2. Het eerste lid geldt niet bij een beschikking die strekt tot:
a. het op grond van artikel 4:35 of met toepassing van artikel 4:51 weigeren van een subsidie;
b. het op grond van artikel 4:46, tweede lid, lager vaststellen van een subsidie, of
c. het intrekken of ten nadele van de ontvanger wijzigen van een subsidieverlening of een subsidievaststelling.
Afdeling 4.1.3. Beslistermijn
§ 4.1.3.1. Beslistermijn
Artikel 4:13
1. Een beschikking dient te worden gegeven binnen de bij wettelijk voorschrift bepaalde termijn of, bij het ontbreken van zulk een termijn, binnen een redelijke termijn na ontvangst van de aanvraag.

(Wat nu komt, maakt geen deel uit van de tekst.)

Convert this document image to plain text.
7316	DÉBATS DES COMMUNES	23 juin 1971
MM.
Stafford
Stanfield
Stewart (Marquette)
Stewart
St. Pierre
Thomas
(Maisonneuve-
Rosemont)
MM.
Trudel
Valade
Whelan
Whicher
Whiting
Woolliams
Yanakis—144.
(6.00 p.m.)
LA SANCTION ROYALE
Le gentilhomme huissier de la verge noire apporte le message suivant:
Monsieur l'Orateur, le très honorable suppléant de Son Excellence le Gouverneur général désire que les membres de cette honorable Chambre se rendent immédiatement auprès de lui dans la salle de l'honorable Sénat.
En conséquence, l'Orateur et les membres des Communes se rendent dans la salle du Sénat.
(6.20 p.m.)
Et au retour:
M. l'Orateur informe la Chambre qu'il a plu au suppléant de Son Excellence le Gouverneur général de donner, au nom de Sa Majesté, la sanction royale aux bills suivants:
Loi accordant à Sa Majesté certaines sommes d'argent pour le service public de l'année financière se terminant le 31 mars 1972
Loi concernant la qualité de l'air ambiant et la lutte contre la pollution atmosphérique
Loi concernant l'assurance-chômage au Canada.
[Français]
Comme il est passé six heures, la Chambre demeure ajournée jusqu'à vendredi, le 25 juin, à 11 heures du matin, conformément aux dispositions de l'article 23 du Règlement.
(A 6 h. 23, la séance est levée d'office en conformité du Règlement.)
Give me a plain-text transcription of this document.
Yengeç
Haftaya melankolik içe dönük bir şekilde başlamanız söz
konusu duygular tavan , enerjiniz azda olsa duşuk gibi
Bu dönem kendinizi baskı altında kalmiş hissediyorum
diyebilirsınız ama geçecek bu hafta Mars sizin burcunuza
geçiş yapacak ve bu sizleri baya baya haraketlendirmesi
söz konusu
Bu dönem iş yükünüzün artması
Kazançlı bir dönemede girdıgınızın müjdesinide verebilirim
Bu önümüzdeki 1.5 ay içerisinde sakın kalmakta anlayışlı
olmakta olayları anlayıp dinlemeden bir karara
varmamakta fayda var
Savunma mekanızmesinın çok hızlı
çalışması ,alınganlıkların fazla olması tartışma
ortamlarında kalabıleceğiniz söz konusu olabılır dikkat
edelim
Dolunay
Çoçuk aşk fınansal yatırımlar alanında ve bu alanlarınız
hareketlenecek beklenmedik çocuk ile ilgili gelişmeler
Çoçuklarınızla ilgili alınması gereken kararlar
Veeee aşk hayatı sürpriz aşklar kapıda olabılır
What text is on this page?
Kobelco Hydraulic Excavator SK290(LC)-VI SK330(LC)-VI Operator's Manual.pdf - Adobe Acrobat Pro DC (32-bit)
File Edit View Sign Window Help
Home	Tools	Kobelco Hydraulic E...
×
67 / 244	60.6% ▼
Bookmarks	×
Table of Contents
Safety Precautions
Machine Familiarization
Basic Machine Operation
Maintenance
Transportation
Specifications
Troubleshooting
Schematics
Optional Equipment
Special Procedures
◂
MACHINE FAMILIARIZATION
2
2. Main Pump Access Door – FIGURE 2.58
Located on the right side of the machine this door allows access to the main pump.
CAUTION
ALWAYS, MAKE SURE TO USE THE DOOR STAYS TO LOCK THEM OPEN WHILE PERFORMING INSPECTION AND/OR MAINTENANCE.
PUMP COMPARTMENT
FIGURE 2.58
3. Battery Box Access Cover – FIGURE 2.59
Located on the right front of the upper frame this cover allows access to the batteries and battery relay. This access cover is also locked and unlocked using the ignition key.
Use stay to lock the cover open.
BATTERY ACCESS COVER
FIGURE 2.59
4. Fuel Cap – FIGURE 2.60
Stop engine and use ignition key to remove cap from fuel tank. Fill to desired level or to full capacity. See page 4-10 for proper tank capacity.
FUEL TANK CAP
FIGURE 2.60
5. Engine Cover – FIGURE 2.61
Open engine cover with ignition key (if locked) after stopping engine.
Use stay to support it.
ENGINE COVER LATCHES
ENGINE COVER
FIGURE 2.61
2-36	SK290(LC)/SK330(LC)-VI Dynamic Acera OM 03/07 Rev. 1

2. De in het eerste lid bedoelde redelijke termijn is in ieder geval verstreken wanneer het bestuursorgaan binnen acht weken na ontvangst van de aanvraag geen beschikking heeft gegeven, noch een mededeling als bedoeld in artikel 4:14, derde lid, heeft gedaan.
Artikel 4:14
1. Indien een beschikking niet binnen de bij wettelijk voorschrift bepaalde termijn kan worden gegeven, deelt het bestuursorgaan dit aan de aanvrager mede en noemt het daarbij een zo kort mogelijke termijn waarbinnen de beschikking wel tegemoet kan worden gezien.
2. Het eerste lid is niet van toepassing indien het bestuursorgaan na het verstrijken van de bij wettelijk voorschrift bepaalde termijn niet langer bevoegd is.